A) Time course of channel inhibition by 10 µM of AA in the presence of 1 µM 5,6-EET. B) Summary data of channel inhibition at 20 s after seal excision and with two concentrations (1 and 10 µM) of 5,6-EET and AA. Data are means ± SEM; numbers in the graphs indicate the number of inside-out experiments; *P<0.05 vs. AA alone, One-way ANOVA and Tukey post hoc test.

An increase of intracellular Ca2+ stimulates Ca2+-dependent PLA2 activity and AA-release. In our fast-whole cell experiments using a pipette solution with 0.3 µM Ca2+free, we expected Ca2+-dependent activation of hKCa3.1 and also Ca2+-dependent PLA-2-mediated AA-release. In keeping with the idea that 5,6-EET antagonizes endogenous AA effects, we hypothesized that 5,6-EET augments total hKCa3.1-currents in the HEK-293 cells and tested this in a small series of fast-whole cell experiments (Figure 6). We found that 5,6-EET (at 1 µM) produced significant potentiation by ≈twofold of the KCa3.1 current that was pre-activated by 0.3 µM intracellular Ca2+ (Figure 6A). A high concentration of AA (10 µM) abolished these 5,6-EET-potentiated currents. Whole-cell currents produced by the hKCa3.1T250S/V275A mutant did not show potentiation by 5,6-EET (Figure 6A, right panel).

Figure 6. 5,6-EET-potentiation of KCa3.1 currents.

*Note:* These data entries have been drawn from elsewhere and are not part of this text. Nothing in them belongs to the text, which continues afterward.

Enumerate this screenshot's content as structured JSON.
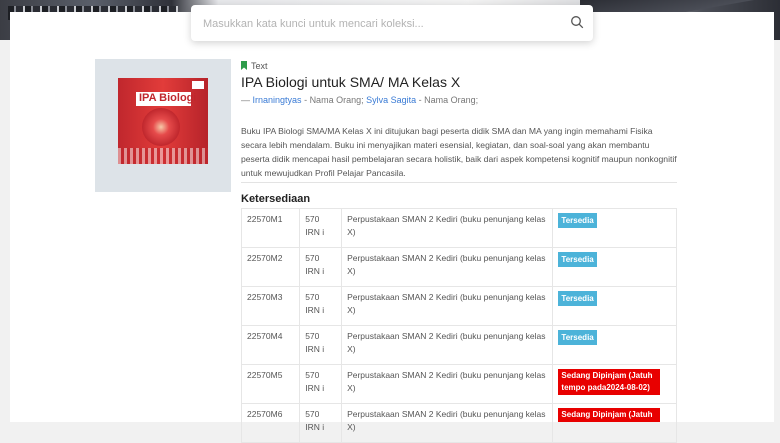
{
  "search": {
    "placeholder": "Masukkan kata kunci untuk mencari koleksi..."
  },
  "item": {
    "type": "Text",
    "title": "IPA Biologi untuk SMA/ MA Kelas X",
    "authors": [
      {
        "name": "Irnaningtyas",
        "role": "Nama Orang;"
      },
      {
        "name": "Sylva Sagita",
        "role": "Nama Orang;"
      }
    ],
    "author_prefix": "—",
    "description": "Buku IPA Biologi SMA/MA Kelas X ini ditujukan bagi peserta didik SMA dan MA yang ingin memahami Fisika secara lebih mendalam. Buku ini menyajikan materi esensial, kegiatan, dan soal-soal yang akan membantu peserta didik mencapai hasil pembelajaran secara holistik, baik dari aspek kompetensi kognitif maupun nonkognitif untuk mewujudkan Profil Pelajar Pancasila.",
    "cover_text": "IPA Biologi"
  },
  "availability": {
    "title": "Ketersediaan",
    "rows": [
      {
        "code": "22570M1",
        "call": "570 IRN i",
        "location": "Perpustakaan SMAN 2 Kediri (buku penunjang kelas X)",
        "status": "Tersedia",
        "status_type": "available"
      },
      {
        "code": "22570M2",
        "call": "570 IRN i",
        "location": "Perpustakaan SMAN 2 Kediri (buku penunjang kelas X)",
        "status": "Tersedia",
        "status_type": "available"
      },
      {
        "code": "22570M3",
        "call": "570 IRN i",
        "location": "Perpustakaan SMAN 2 Kediri (buku penunjang kelas X)",
        "status": "Tersedia",
        "status_type": "available"
      },
      {
        "code": "22570M4",
        "call": "570 IRN i",
        "location": "Perpustakaan SMAN 2 Kediri (buku penunjang kelas X)",
        "status": "Tersedia",
        "status_type": "available"
      },
      {
        "code": "22570M5",
        "call": "570 IRN i",
        "location": "Perpustakaan SMAN 2 Kediri (buku penunjang kelas X)",
        "status": "Sedang Dipinjam (Jatuh tempo pada2024-08-02)",
        "status_type": "loaned"
      },
      {
        "code": "22570M6",
        "call": "570 IRN i",
        "location": "Perpustakaan SMAN 2 Kediri (buku penunjang kelas X)",
        "status": "Sedang Dipinjam (Jatuh",
        "status_type": "loaned"
      }
    ]
  },
  "colors": {
    "available": "#4cb3d9",
    "loaned": "#e80000",
    "link": "#3a7bd5",
    "type_icon": "#2e9c4a"
  },
  "icons": {
    "search": "search-icon",
    "type": "bookmark-icon"
  }
}
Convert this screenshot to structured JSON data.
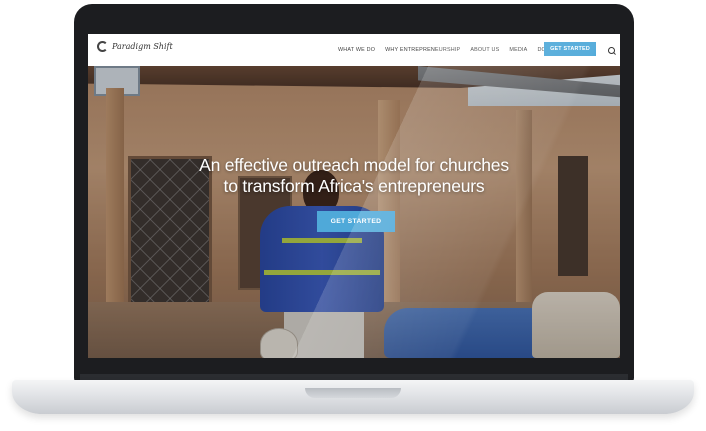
{
  "site": {
    "brand": "Paradigm Shift"
  },
  "nav": {
    "items": [
      {
        "label": "WHAT WE DO"
      },
      {
        "label": "WHY ENTREPRENEURSHIP"
      },
      {
        "label": "ABOUT US"
      },
      {
        "label": "MEDIA"
      },
      {
        "label": "DONATE"
      }
    ],
    "cta_label": "GET STARTED",
    "search_icon": "search-icon"
  },
  "hero": {
    "headline_line1": "An effective outreach model for churches",
    "headline_line2": "to transform Africa's entrepreneurs",
    "cta_label": "GET STARTED"
  },
  "colors": {
    "accent": "#4fa9d9",
    "nav_background": "#ffffff",
    "hero_text": "#ffffff"
  }
}
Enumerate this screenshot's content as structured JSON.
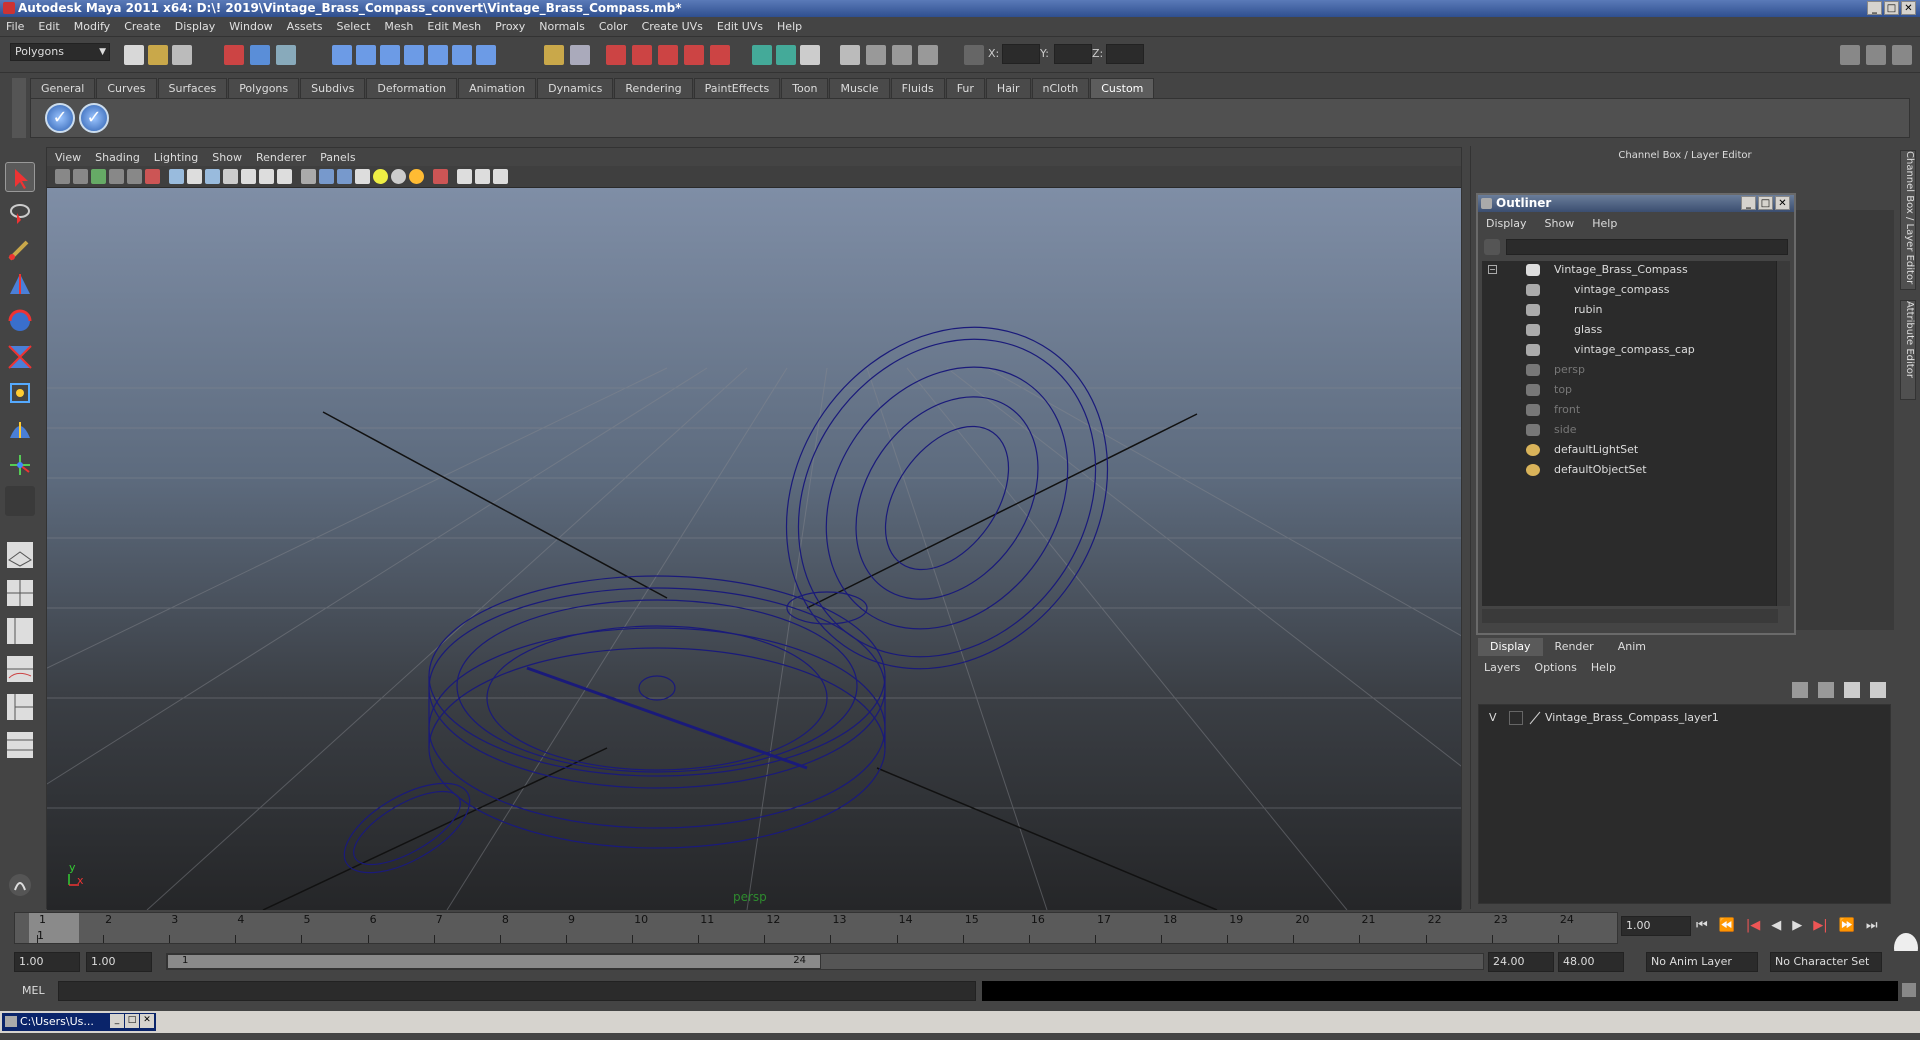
{
  "window": {
    "title": "Autodesk Maya 2011 x64: D:\\! 2019\\Vintage_Brass_Compass_convert\\Vintage_Brass_Compass.mb*",
    "controls": [
      "_",
      "□",
      "✕"
    ]
  },
  "menubar": [
    "File",
    "Edit",
    "Modify",
    "Create",
    "Display",
    "Window",
    "Assets",
    "Select",
    "Mesh",
    "Edit Mesh",
    "Proxy",
    "Normals",
    "Color",
    "Create UVs",
    "Edit UVs",
    "Help"
  ],
  "statusline": {
    "menu_set": "Polygons",
    "x_label": "X:",
    "y_label": "Y:",
    "z_label": "Z:"
  },
  "shelf": {
    "tabs": [
      "General",
      "Curves",
      "Surfaces",
      "Polygons",
      "Subdivs",
      "Deformation",
      "Animation",
      "Dynamics",
      "Rendering",
      "PaintEffects",
      "Toon",
      "Muscle",
      "Fluids",
      "Fur",
      "Hair",
      "nCloth",
      "Custom"
    ],
    "active_tab": "Custom",
    "buttons": [
      "check-icon",
      "check-icon"
    ]
  },
  "viewport": {
    "menu": [
      "View",
      "Shading",
      "Lighting",
      "Show",
      "Renderer",
      "Panels"
    ],
    "camera": "persp",
    "axis_y": "y",
    "axis_x": "x",
    "wire_color": "#1a1a7a"
  },
  "right_panel": {
    "header": "Channel Box / Layer Editor",
    "side_tab_1": "Channel Box / Layer Editor",
    "side_tab_2": "Attribute Editor"
  },
  "outliner": {
    "title": "Outliner",
    "menu": [
      "Display",
      "Show",
      "Help"
    ],
    "items": [
      {
        "label": "Vintage_Brass_Compass",
        "indent": 0,
        "dim": false
      },
      {
        "label": "vintage_compass",
        "indent": 1,
        "dim": false
      },
      {
        "label": "rubin",
        "indent": 1,
        "dim": false
      },
      {
        "label": "glass",
        "indent": 1,
        "dim": false
      },
      {
        "label": "vintage_compass_cap",
        "indent": 1,
        "dim": false
      },
      {
        "label": "persp",
        "indent": 0,
        "dim": true
      },
      {
        "label": "top",
        "indent": 0,
        "dim": true
      },
      {
        "label": "front",
        "indent": 0,
        "dim": true
      },
      {
        "label": "side",
        "indent": 0,
        "dim": true
      },
      {
        "label": "defaultLightSet",
        "indent": 0,
        "dim": false
      },
      {
        "label": "defaultObjectSet",
        "indent": 0,
        "dim": false
      }
    ]
  },
  "layer_editor": {
    "tabs": [
      "Display",
      "Render",
      "Anim"
    ],
    "active_tab": "Display",
    "menu": [
      "Layers",
      "Options",
      "Help"
    ],
    "layer_visibility": "V",
    "layer_name": "Vintage_Brass_Compass_layer1"
  },
  "timeline": {
    "ticks": [
      "1",
      "2",
      "3",
      "4",
      "5",
      "6",
      "7",
      "8",
      "9",
      "10",
      "11",
      "12",
      "13",
      "14",
      "15",
      "16",
      "17",
      "18",
      "19",
      "20",
      "21",
      "22",
      "23",
      "24"
    ],
    "current_frame_marker": "1",
    "current_frame": "1.00",
    "playback_controls": [
      "⏮",
      "⏪",
      "|◀",
      "◀",
      "▶",
      "▶|",
      "⏩",
      "⏭"
    ]
  },
  "range": {
    "start_time": "1.00",
    "playback_start": "1.00",
    "range_start_label": "1",
    "range_end_label": "24",
    "playback_end": "24.00",
    "end_time": "48.00",
    "anim_layer": "No Anim Layer",
    "character_set": "No Character Set"
  },
  "command_line": {
    "label": "MEL"
  },
  "taskbar": {
    "item": "C:\\Users\\Us..."
  }
}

A) Whole-cell current traces; from left to right: potentiation of Ca2+-pre-activated hKCa3.1 by 5,6-EET (1 µM) followed by inhibition of the current by AA (10 µM), insensitivity of the hKCa3.1T250S/V275A mutant to 5,6-EET, and insensitivity of the hKCa3.1T250S/V275A mutant to AA (10 µM) and TRAM-34 (1 µM). The hKCa3.1 currents were pre-activated by 250 nM Ca2+. Panel on the right: summary data. B) From left to right: Ca2+-pre-activation of rat endothelial rKCa3.1 by 3 µM Ca2+ and current inhibition by 14,15-EET (1 µM), larger currents in the presence of 5,6-EET (1 µM) and inhibition by AA (10 µM). Panel on right: Summary data: dependence of 5,6-EET-potentiation on the intracellular Ca2+. Note that at a low intracellular Ca2+ (0.1 µM) that is below/near the threshold for KCa3.1 activation, 5,6-EET did not potentiate the current. In contrast, potentiation occurred at an intracellular Ca2+ concentration that is near the EC50 for Ca2+-activation of KCa3.1 as well as at a saturating Ca2+ concentration. C) DHA (1 µM) blocked Ca2+-pre-activated mKCa3.1 in murine fibroblasts. D) Pentacyclic triterpenes did not modulate murine fibroblast mKCa3.1 at a concentration of 1 µM. Data are means ± SEM (% inhibition of KCa3.1-current normalized to initial peak amplitude after establishing electrical access (by seal rupture) and stable Ca2+-activation of KCa3.1-outward currents); Numbers in the graphs indicate the number of whole-cell experiments; *P<0.05 vs. control (peak amplitude of the KCa3.1-current in the respective cell); One-way ANOVA and Tukey post hoc test.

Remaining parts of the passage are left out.